Patients have expressed common symptoms, such as:Back and perineal pain,Urinary incontinence,Sciatica,Dysuria,Radicular pain,Headaches,Retrograde ejaculation,Parasthesia, or abnormal sensations in the extremities,Hypesthesia,Difficulty walking,Severe lower abdominal pain,Interstitial cystitis,Weakness in the extremities,Swelling in the sacral area,Soreness or tenderness in the area,Headaches resulting from changes in spinal fluid pressure,Dizziness or balance issues,Restless leg syndrome,Sexual dysfunction

Diagnosis of a Tarlov cyst often happens once the symptoms occur. The doctor may perform a physical exam first. An MRI is an effective way to determine if the source of pain is a Tarlov cyst. The cyst looks like a dilated area or a balloon-like structure in the sacral area of the spinal column.

Traditional Treatments :

Because of the still unclear pathogenesis of Tarlov Cysts, there has yet to be a consensus on their optimal treatment. Treatment is handled on a case-by-case basis depending on the specific symptoms, cyst location and severity of the case. The medical care team treats the specific symptoms and effects of the cyst to provide as much relief as possible while preventing damage to the spinal cord. In minor cases with few or no symptoms, the patient may receive no treatment at all.
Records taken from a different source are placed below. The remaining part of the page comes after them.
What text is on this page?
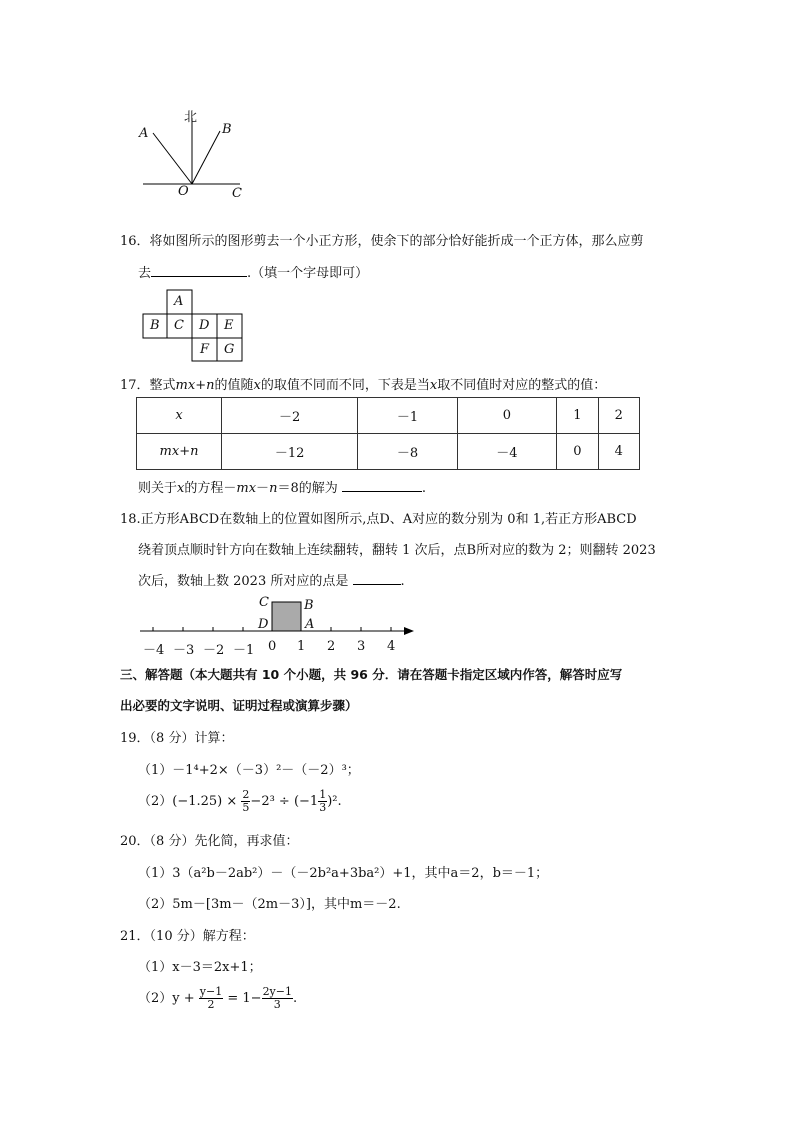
北
A	B
O	C
16．将如图所示的图形剪去一个小正方形，使余下的部分恰好能折成一个正方体，那么应剪
去	.（填一个字母即可）
A
B C D E
F G
17．整式mx+n的值随x的取值不同而不同，下表是当x取不同值时对应的整式的值：
x	－2	－1	0	1	2
mx+n	－12	－8	－4	0	4
则关于x的方程－mx－n＝8的解为	.
18.正方形ABCD在数轴上的位置如图所示,点D、A对应的数分别为 0和 1,若正方形ABCD
绕着顶点顺时针方向在数轴上连续翻转，翻转 1 次后，点B所对应的数为 2；则翻转 2023
次后，数轴上数 2023 所对应的点是	.
C	B
D	A
－4 －3 －2 －1 0 1 2 3 4
三、解答题（本大题共有 10 个小题，共 96 分．请在答题卡指定区域内作答，解答时应写
出必要的文字说明、证明过程或演算步骤）
19．（8 分）计算：
（1）－1⁴+2×（－3）²－（－2）³；
$(2)(-1.25) \times \frac{2}{5} -2^3 \div (-1 \frac{1}{3} )^2$.
20．（8 分）先化简，再求值：
（1）3（a²b－2ab²）－（－2b²a+3ba²）+1，其中a＝2，b＝－1；
（2）5m－[3m－（2m－3）]，其中m＝－2.
21．（10 分）解方程：
（1）x－3＝2x+1；
$(2)y + \frac{y-1}{2} = 1- \frac{2y-1}{3}$ .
Surgery is an option for some patients if the cysts do cause serious pain or other complications. This typically happens when the cysts grow in size and cause significant compression in the spinal cord. Two commonly utilized surgical procedures include the draining and extraction of cerebrospinal fluids from the cyst and the complete or partial removal of the cyst from the area.

If the decision is made to drain the cyst, the procedure can provide relief right away from the pain and pressure. However, the effects are not usually long-lasting. The fluid often begins filling the cyst again after the draining procedure. This can cause the pain and pressure to return.
So if they do a complete removal of the tarlov cyst then can it come back?
Yes, but the risk of it coming back is very low if it has been removed completely. However, in reality, it is very difficult to remove it completely, and in reality, some patients would experience cyst recurrence after "complete" surgical removal.